The study team also engaged in promotional activities in order to encourage participation. Articles and posters were placed in Defence and veteran community magazines, newspapers and newsletters and on websites.
Participants could elect to complete their questionnaire online or in hard copy. Ninety-four per cent chose online completion.
The advantage for an online participant compared with a hard-copy participant was that the online questionnaire provided customised questions based on previous responses; that is, some questions were not displayed if previous responses revealed that these questions were not relevant to the participant (this included the child questionnaires).
Hard-copy questionnaires were mailed to participants on request. Two copies of each of the four to 10 years and 11 to 17 years child questionnaires were sent with every hard-copy partner questionnaire. The study team advised partners wishing to complete the questionnaire on paper and who had more than two children in the same age group to contact the team for additional copies. The child questionnaires could also be downloaded on the Timor-Leste Family Study website.

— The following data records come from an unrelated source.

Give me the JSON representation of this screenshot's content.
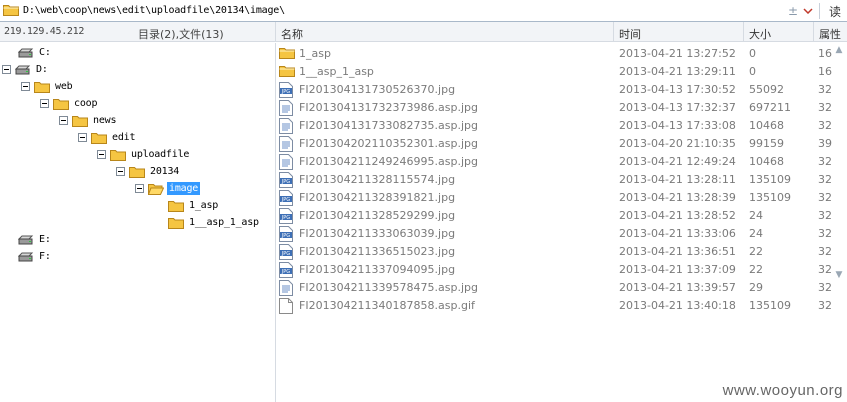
{
  "address_bar": {
    "path": "D:\\web\\coop\\news\\edit\\uploadfile\\20134\\image\\",
    "plus_minus": "±",
    "read_label": "读"
  },
  "header": {
    "ip": "219.129.45.212",
    "dir_summary": "目录(2),文件(13)",
    "columns": {
      "name": "名称",
      "time": "时间",
      "size": "大小",
      "attr": "属性"
    }
  },
  "tree": [
    {
      "label": "C:",
      "type": "drive"
    },
    {
      "label": "D:",
      "type": "drive"
    },
    {
      "label": "web",
      "type": "folder"
    },
    {
      "label": "coop",
      "type": "folder"
    },
    {
      "label": "news",
      "type": "folder"
    },
    {
      "label": "edit",
      "type": "folder"
    },
    {
      "label": "uploadfile",
      "type": "folder"
    },
    {
      "label": "20134",
      "type": "folder"
    },
    {
      "label": "image",
      "type": "folder",
      "selected": true
    },
    {
      "label": "1_asp",
      "type": "folder"
    },
    {
      "label": "1__asp_1_asp",
      "type": "folder"
    },
    {
      "label": "E:",
      "type": "drive"
    },
    {
      "label": "F:",
      "type": "drive"
    }
  ],
  "files": [
    {
      "name": "1_asp",
      "time": "2013-04-21 13:27:52",
      "size": "0",
      "attr": "16",
      "icon": "folder-icon"
    },
    {
      "name": "1__asp_1_asp",
      "time": "2013-04-21 13:29:11",
      "size": "0",
      "attr": "16",
      "icon": "folder-icon"
    },
    {
      "name": "FI20130413173052637​0.jpg",
      "time": "2013-04-13 17:30:52",
      "size": "55092",
      "attr": "32",
      "icon": "jpg-icon"
    },
    {
      "name": "FI20130413173237398​6.asp.jpg",
      "time": "2013-04-13 17:32:37",
      "size": "697211",
      "attr": "32",
      "icon": "document-icon"
    },
    {
      "name": "FI20130413173308273​5.asp.jpg",
      "time": "2013-04-13 17:33:08",
      "size": "10468",
      "attr": "32",
      "icon": "document-icon"
    },
    {
      "name": "FI20130420211035230​1.asp.jpg",
      "time": "2013-04-20 21:10:35",
      "size": "99159",
      "attr": "39",
      "icon": "document-icon"
    },
    {
      "name": "FI20130421124924699​5.asp.jpg",
      "time": "2013-04-21 12:49:24",
      "size": "10468",
      "attr": "32",
      "icon": "document-icon"
    },
    {
      "name": "FI20130421132811557​4.jpg",
      "time": "2013-04-21 13:28:11",
      "size": "135109",
      "attr": "32",
      "icon": "jpg-icon"
    },
    {
      "name": "FI20130421132839182​1.jpg",
      "time": "2013-04-21 13:28:39",
      "size": "135109",
      "attr": "32",
      "icon": "jpg-icon"
    },
    {
      "name": "FI20130421132852929​9.jpg",
      "time": "2013-04-21 13:28:52",
      "size": "24",
      "attr": "32",
      "icon": "jpg-icon"
    },
    {
      "name": "FI20130421133306303​9.jpg",
      "time": "2013-04-21 13:33:06",
      "size": "24",
      "attr": "32",
      "icon": "jpg-icon"
    },
    {
      "name": "FI20130421133651502​3.jpg",
      "time": "2013-04-21 13:36:51",
      "size": "22",
      "attr": "32",
      "icon": "jpg-icon"
    },
    {
      "name": "FI20130421133709409​5.jpg",
      "time": "2013-04-21 13:37:09",
      "size": "22",
      "attr": "32",
      "icon": "jpg-icon"
    },
    {
      "name": "FI20130421133957847​5.asp.jpg",
      "time": "2013-04-21 13:39:57",
      "size": "29",
      "attr": "32",
      "icon": "document-icon"
    },
    {
      "name": "FI20130421134018785​8.asp.gif",
      "time": "2013-04-21 13:40:18",
      "size": "135109",
      "attr": "32",
      "icon": "blank-file-icon"
    }
  ],
  "watermark": "www.wooyun.org",
  "colors": {
    "selection": "#3399ff",
    "folder": "#f5c542",
    "header_bg": "#f2f4f7"
  }
}
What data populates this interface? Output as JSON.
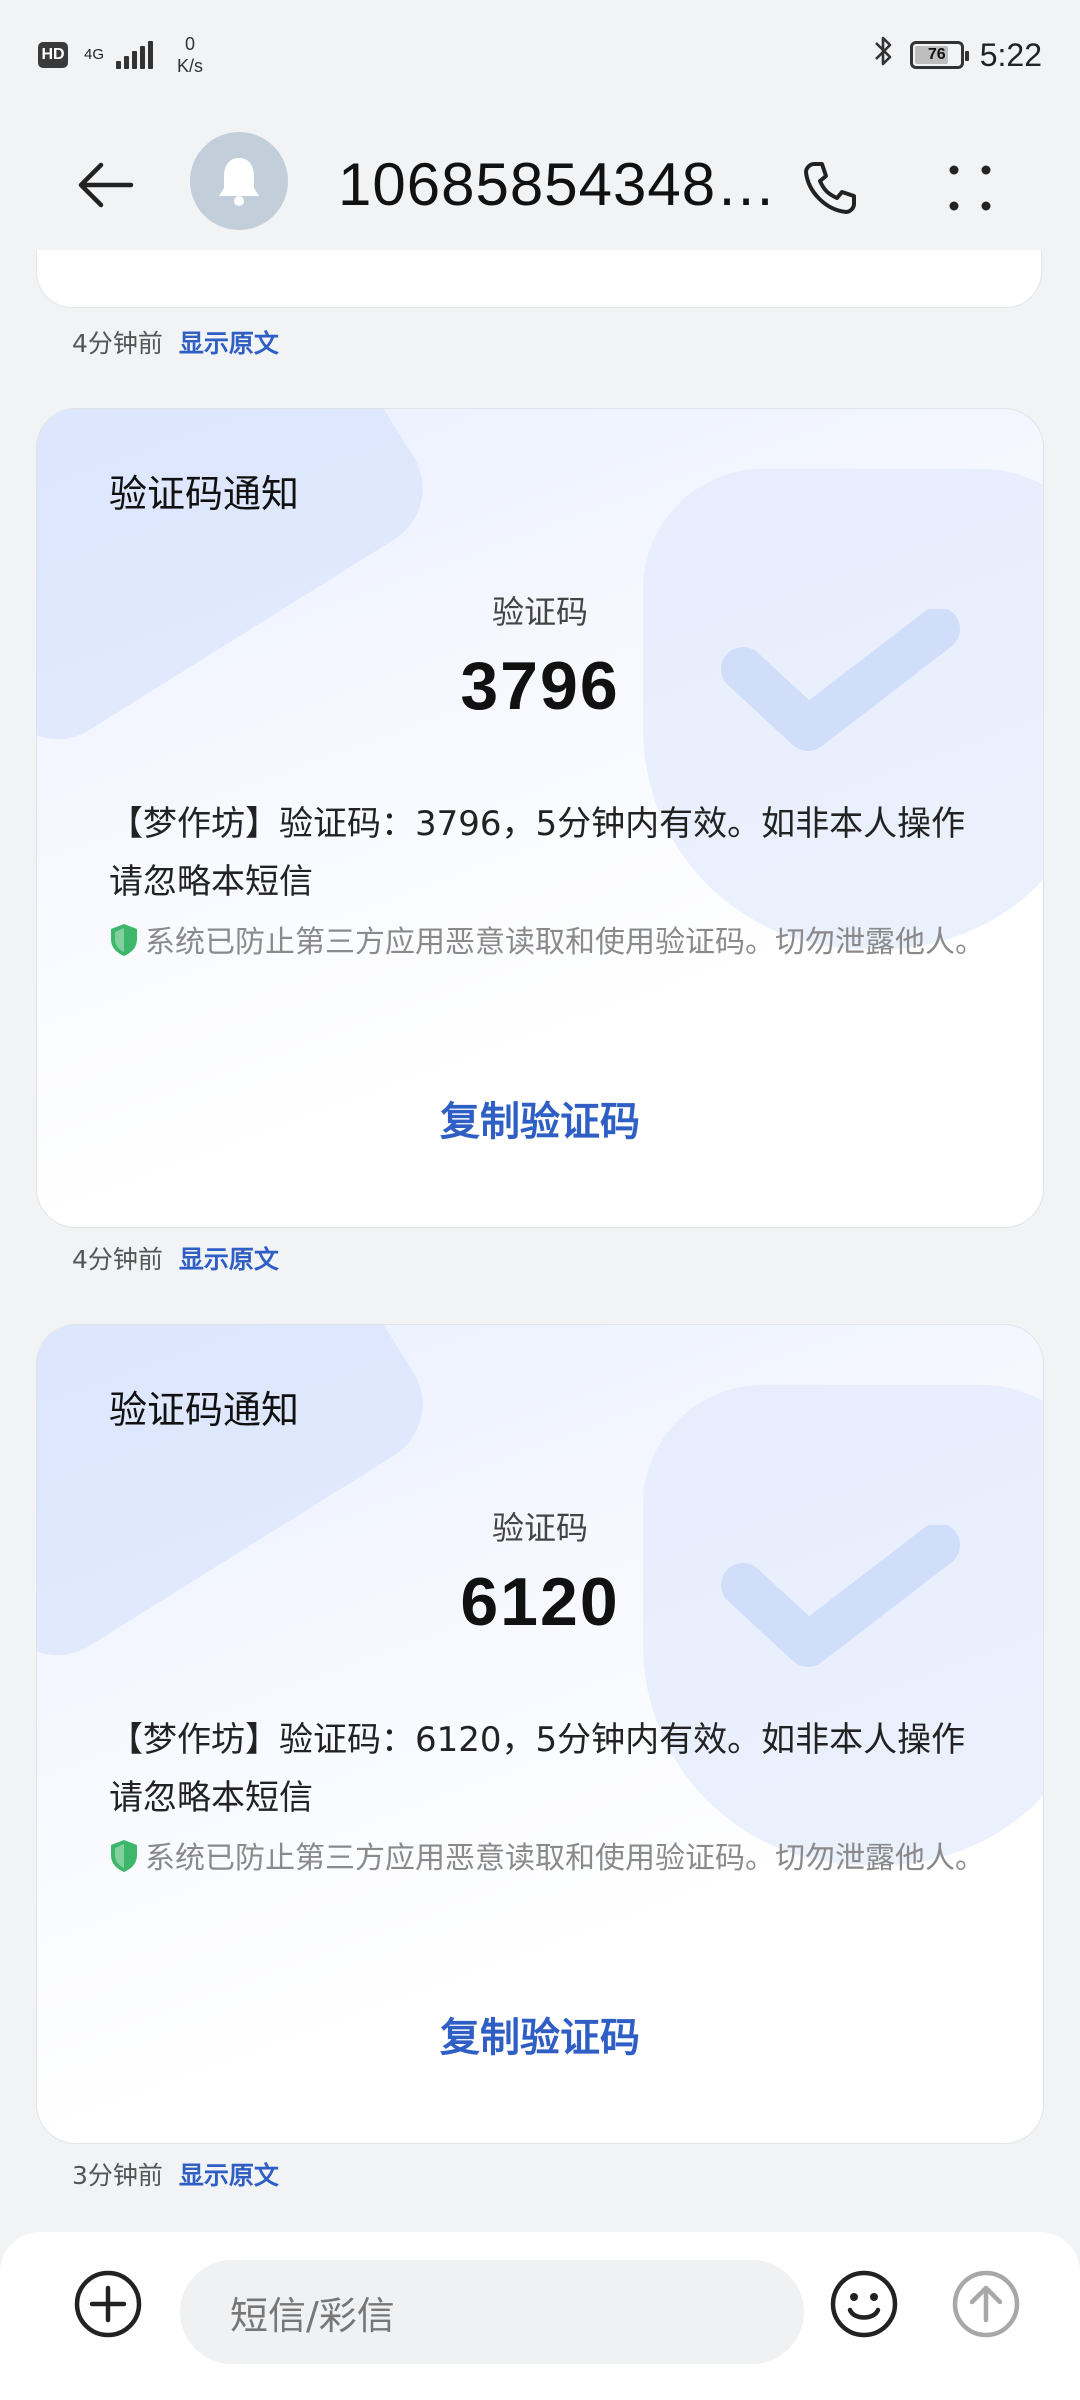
{
  "status_bar": {
    "hd_badge": "HD",
    "network_type": "4G",
    "speed_value": "0",
    "speed_unit": "K/s",
    "battery_level": "76",
    "battery_fraction": 0.76,
    "time": "5:22",
    "icons": [
      "bluetooth-icon",
      "signal-icon",
      "battery-icon"
    ]
  },
  "header": {
    "title": "10685854348…",
    "icons": [
      "back-arrow-icon",
      "bell-icon",
      "phone-icon",
      "more-icon"
    ]
  },
  "top_meta": {
    "time": "4分钟前",
    "show_original": "显示原文"
  },
  "messages": [
    {
      "title": "验证码通知",
      "code_label": "验证码",
      "code": "3796",
      "text": "【梦作坊】验证码：3796，5分钟内有效。如非本人操作请忽略本短信",
      "notice": "系统已防止第三方应用恶意读取和使用验证码。切勿泄露他人。",
      "copy_label": "复制验证码",
      "time": "4分钟前",
      "show_original": "显示原文"
    },
    {
      "title": "验证码通知",
      "code_label": "验证码",
      "code": "6120",
      "text": "【梦作坊】验证码：6120，5分钟内有效。如非本人操作请忽略本短信",
      "notice": "系统已防止第三方应用恶意读取和使用验证码。切勿泄露他人。",
      "copy_label": "复制验证码",
      "time": "3分钟前",
      "show_original": "显示原文"
    }
  ],
  "input_bar": {
    "placeholder": "短信/彩信",
    "icons": [
      "add-icon",
      "emoji-icon",
      "send-icon"
    ]
  },
  "colors": {
    "accent": "#2f5fc5",
    "background": "#f1f3f5",
    "shield_green": "#3fb76b"
  }
}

Data were analysed using the statistical analysis programs SAS 9.2, Stata 10.0 and SPSS19. Specific analyses were adjusted for age, sex and education status, as well as for Service (Navy, Army or Air Force) and rank (officer or enlisted) to account for differences in demographics between the Timor-Leste and comparison groups when assessing the effects of the Timor-Leste deployment. The demographic variables adjusted for in the analysis were chosen before analysis began; they were chosen on the basis of evidence in the literature. Because of rounding, percentages presented throughout this report might not add to 100.